Jika kita renungkan ayat yang mengandung perintah berpuasa Ramadhan, maka akan kita temukan pula bahwa salah satu tujuan berpuasa adalah agar kaum mukminin menjadi pribadi yang pandai bersyukur. Di manakah hal itu termaktub? Tidak jauh-jauh dari ayat paling populer di bulan Ramadhan (Qs. Al Baqarah : 183), ia berada di Qs. Al Baqarah ayat 185.
Sebenarnya ayat ini juga menjadi landasan pelaksanaan puasa di bulan Ramadhan, namun ia kalah tenar dengan ayat sebelumnya. Jika di ujung ayat 183 Allah menyuruh kaum mukminin berpuasa agar menjadi bertaqwa (la’allakum tattaqun), maka di ujung ayat 185 Allah menjadikan puasa Ramadhan dimana Al Qur’an diturunkan di dalamnya agar kaum mukminin menjadi bersyukur (la’allakum tasykurun). “(Beberapa hari yang ditentukan itu ialah) bulan Ramadhan, bulan yang di dalamnya diturunkan (permulaan) Al Quran sebagai petunjuk bagi manusia dan penjelasan-penjelasan mengenai petunjuk itu dan pembeda (antara yang hak dan yang bathil). karena itu, Barangsiapa di antara kamu hadir (di negeri tempat tinggalnya) di bulan itu, Maka hendaklah ia berpuasa pada bulan itu, dan Barangsiapa sakit atau dalam perjalanan (lalu ia berbuka), Maka (wajiblah baginya berpuasa), sebanyak hari yang ditinggalkannya itu, pada hari-hari yang lain. Allah menghendaki kemudahan bagimu, dan tidak menghendaki kesukaran bagimu. dan hendaklah kamu mencukupkan bilangannya dan hendaklah kamu mengagungkan Allah atas petunjuk-Nya yang diberikan kepadamu, supaya kamu bersyukur.”

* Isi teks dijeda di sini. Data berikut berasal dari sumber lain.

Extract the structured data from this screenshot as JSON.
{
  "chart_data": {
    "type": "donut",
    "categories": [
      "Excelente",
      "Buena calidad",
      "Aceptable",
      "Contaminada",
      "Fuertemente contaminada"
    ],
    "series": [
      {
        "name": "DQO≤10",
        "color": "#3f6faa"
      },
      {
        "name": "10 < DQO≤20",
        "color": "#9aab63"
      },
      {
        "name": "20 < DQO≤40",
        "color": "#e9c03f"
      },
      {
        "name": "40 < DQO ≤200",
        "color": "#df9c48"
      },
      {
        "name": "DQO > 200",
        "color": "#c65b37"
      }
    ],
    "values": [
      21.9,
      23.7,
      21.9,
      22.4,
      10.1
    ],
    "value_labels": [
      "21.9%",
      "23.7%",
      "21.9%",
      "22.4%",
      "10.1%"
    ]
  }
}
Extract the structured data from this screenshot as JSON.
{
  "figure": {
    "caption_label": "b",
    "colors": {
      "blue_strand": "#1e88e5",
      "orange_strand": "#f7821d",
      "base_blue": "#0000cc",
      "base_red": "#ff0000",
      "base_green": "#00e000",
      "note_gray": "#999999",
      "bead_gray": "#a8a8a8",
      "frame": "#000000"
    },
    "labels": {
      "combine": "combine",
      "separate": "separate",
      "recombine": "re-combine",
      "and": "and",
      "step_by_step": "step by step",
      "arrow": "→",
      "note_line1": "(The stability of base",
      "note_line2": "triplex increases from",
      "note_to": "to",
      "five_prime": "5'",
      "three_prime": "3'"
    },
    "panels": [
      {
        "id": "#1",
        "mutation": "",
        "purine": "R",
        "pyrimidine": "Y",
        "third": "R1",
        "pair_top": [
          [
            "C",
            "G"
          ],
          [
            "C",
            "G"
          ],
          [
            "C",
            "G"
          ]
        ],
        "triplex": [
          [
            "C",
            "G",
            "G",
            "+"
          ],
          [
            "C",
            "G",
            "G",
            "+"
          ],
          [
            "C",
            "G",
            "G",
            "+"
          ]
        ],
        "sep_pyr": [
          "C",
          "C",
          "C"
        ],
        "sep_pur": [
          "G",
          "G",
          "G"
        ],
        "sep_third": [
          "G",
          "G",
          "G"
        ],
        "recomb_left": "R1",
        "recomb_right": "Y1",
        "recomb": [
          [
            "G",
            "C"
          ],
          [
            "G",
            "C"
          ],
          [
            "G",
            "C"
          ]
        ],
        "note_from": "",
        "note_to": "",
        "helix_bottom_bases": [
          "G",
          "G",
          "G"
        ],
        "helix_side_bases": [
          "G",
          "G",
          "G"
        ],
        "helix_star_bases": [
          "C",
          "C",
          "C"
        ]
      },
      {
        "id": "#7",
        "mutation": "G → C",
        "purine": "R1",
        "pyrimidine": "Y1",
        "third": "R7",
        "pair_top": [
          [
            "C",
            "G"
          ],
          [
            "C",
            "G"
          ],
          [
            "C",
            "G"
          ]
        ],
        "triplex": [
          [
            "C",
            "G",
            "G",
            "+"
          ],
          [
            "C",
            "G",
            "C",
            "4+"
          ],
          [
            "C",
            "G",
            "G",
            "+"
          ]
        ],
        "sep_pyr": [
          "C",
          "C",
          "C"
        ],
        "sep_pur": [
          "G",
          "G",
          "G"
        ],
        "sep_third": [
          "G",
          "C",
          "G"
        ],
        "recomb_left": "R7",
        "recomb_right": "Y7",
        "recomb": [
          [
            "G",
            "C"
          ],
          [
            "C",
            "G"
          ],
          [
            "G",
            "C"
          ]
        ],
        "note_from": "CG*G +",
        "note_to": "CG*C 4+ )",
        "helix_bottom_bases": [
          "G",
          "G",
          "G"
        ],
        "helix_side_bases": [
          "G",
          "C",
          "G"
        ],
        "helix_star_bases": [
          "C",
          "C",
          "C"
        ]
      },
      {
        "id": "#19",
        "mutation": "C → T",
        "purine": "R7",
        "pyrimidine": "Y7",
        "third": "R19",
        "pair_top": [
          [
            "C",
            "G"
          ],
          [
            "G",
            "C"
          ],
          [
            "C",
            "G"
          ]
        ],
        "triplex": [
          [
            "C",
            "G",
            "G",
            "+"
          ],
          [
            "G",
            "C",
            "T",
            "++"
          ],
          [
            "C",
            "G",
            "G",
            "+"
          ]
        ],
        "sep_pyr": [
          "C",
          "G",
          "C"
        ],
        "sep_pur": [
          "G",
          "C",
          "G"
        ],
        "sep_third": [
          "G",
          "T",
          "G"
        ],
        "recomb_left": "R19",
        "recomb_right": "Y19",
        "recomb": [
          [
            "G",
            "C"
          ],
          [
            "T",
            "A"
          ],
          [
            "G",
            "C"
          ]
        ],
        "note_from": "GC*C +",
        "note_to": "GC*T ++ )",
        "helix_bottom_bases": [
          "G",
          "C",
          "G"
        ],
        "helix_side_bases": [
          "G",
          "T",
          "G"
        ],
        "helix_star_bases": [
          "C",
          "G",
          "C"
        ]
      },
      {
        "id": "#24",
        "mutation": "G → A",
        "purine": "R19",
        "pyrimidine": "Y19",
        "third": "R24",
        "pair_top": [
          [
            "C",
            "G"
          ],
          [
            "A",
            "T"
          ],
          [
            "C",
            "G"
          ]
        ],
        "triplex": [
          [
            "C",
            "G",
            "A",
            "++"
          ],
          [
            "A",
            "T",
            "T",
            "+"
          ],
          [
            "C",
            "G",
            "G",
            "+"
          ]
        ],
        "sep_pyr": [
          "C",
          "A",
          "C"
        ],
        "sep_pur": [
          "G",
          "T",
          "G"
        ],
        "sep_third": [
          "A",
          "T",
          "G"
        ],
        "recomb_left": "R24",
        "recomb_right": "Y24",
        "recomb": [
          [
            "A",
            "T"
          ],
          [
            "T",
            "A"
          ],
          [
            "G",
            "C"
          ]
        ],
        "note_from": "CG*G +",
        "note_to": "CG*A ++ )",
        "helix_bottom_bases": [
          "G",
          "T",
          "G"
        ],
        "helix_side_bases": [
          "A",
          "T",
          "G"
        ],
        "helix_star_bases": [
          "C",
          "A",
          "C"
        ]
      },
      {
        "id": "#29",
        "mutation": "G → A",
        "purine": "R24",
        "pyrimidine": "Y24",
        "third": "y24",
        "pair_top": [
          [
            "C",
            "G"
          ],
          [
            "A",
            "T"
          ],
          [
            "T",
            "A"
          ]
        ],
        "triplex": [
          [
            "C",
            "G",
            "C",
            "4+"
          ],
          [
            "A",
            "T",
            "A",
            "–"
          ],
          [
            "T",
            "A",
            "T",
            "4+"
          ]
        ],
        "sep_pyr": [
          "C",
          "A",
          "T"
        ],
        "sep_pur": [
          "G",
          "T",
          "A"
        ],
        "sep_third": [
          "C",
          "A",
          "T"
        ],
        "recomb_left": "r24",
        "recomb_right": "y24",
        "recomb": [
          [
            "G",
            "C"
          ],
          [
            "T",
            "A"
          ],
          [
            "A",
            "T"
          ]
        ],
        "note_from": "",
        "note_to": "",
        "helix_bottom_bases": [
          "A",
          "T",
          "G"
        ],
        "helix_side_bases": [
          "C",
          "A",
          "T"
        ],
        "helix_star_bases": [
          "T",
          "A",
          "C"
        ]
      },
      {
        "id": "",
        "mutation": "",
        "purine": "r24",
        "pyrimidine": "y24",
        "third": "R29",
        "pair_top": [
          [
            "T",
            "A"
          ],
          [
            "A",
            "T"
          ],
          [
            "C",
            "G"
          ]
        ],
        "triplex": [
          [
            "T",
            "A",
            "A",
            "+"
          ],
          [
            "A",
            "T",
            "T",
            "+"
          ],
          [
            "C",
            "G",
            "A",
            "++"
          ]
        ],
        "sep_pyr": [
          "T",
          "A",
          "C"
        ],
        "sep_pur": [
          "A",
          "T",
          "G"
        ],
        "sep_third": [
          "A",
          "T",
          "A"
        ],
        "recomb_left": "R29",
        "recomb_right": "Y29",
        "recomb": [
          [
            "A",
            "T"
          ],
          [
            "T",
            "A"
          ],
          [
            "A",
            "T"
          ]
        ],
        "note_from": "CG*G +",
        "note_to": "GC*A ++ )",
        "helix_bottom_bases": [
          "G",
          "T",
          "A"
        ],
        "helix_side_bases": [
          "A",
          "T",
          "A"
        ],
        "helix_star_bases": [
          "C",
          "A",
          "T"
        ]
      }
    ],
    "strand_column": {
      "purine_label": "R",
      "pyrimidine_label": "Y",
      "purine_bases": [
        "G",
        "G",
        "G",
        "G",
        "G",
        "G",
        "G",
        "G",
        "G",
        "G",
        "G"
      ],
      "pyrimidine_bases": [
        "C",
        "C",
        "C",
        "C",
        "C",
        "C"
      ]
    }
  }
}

Dalam al Qur’an terdapat tidak kurang dari 49 ayat yang berkenaan dengan kata syukur. Hal ini menunjukkan bahwa masalah syukur harus mendapat perhatian penting dari kaum mukminin.
Terdapat satu ayat sangat populer berkenaan dengan keharusan bersyukur yang tercantum dalam Qs. Ibrahim ayat 7, “dan (ingatlah juga), tatkala Tuhanmu memaklumkan; "Sesungguhnya jika kamu bersyukur, pasti Kami akan menambah (nikmat) kepadamu, dan jika kamu mengingkari (nikmat-Ku), maka sesungguhnya azab-Ku sangat pedih". Namun meski ayat ini secara sederhana, tegas dan lugas menyuruh kita bersyukur, toh menurut Allah sendiri, hanya sedikit saja dari hamba-hamba-Nya yang benar-benar dapat bersyukur. Misalnya dalam Qs. Al Mulk ayat 23 dinyatakan, “Katakanlah: "Dia-lah yang menciptakan kamu dan menjadikan bagi kamu pendengaran, penglihatan dan hati". (tetapi) amat sedikit kamu bersyukur.”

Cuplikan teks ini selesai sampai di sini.